Eppure quando si tratta di recuperare soldi ci devono pensare i poveri cristi. Le povere criste innanzitutto che nel piano del tesoro per il pareggio di bilancio, dovranno lavorare fino a 65 anni anche nel settore privato, vale a dire in fabbrica. Trattamento ben diverso da quello dalle ricche maddalene che commuovono il cuoricino di Ferrara. E non solo: esclusione dalla scala mobile per le pensioni alte (ma bisogna vedere quanto alte), tagli per la ricongiunzione dei contributi da istituti diversi, aumento dal 26 al 33% dei versamenti pensionistici per i cocopro. Prime ipotesi, tanto per gradire,
La crisi che forse avrebbe potuto essere l’occasione per abbattere le rendite di posizione, l’affarismo scatenato che divora i soldi pubblici, le strutture inutili e clientelari, la ridondanza del potere, le sfacciate astuzie fiscali, si sta traducendo in una ancora più netta separazione tra il Paese del privilegio e quello del lavoro. Tra gli eletti e quelli stanno ai remi.

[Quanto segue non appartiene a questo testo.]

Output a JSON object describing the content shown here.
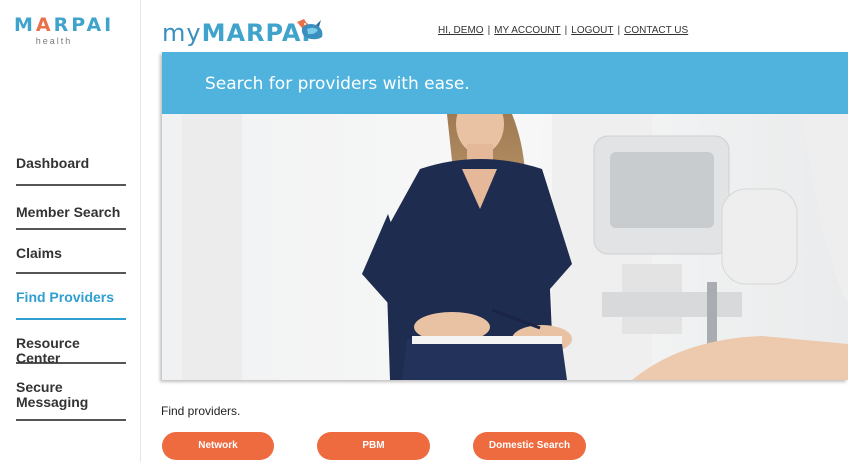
{
  "logo": {
    "main_left": "M",
    "main_accent": "A",
    "main_rest": "RPAI",
    "sub": "health"
  },
  "header": {
    "brand_prefix": "my",
    "brand_name": "MARPAI",
    "links": [
      "HI, DEMO",
      "MY ACCOUNT",
      "LOGOUT",
      "CONTACT US"
    ]
  },
  "sidebar": {
    "items": [
      {
        "label": "Dashboard",
        "active": false
      },
      {
        "label": "Member Search",
        "active": false
      },
      {
        "label": "Claims",
        "active": false
      },
      {
        "label": "Find Providers",
        "active": true
      },
      {
        "label": "Resource Center",
        "active": false
      },
      {
        "label_line1": "Secure",
        "label_line2": "Messaging",
        "active": false
      }
    ]
  },
  "hero": {
    "tagline": "Search for providers with ease."
  },
  "find": {
    "label": "Find providers.",
    "buttons": [
      "Network",
      "PBM",
      "Domestic Search"
    ]
  },
  "colors": {
    "brand_blue": "#4fb3de",
    "active_blue": "#2f9fd0",
    "button_orange": "#ee6a3f"
  }
}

A me fa ridere che vi siano perplessità della Lega, perché questo colpirebbe il Nord e non perché sia ingiusto, non perché è l’ulteriore prezzo per far sì un gruppo di mentecatti come loro e i loro sodali, gozzovigli alle spalle del Paese. La squallida finzione di opporsi ai provvedimenti del loro governo, delle loro ottuse “quadre” magari non in Parlamento, ma a Pontida, in compagnia dei dementi in calzamaglia. Così sembra più serio.
Mi chiedo quanto potrà durare. Quanto potrà andare avanti questa putrefazione imbellettata e spudorata di un sistema complessivo che taglia sempre in basso senza recuperare un minimo di efficienza e nemmeno di decenza. Dovendo così tornare a tagliare. Lo decideranno alla fine le urne. Tutto sta a vedere quali.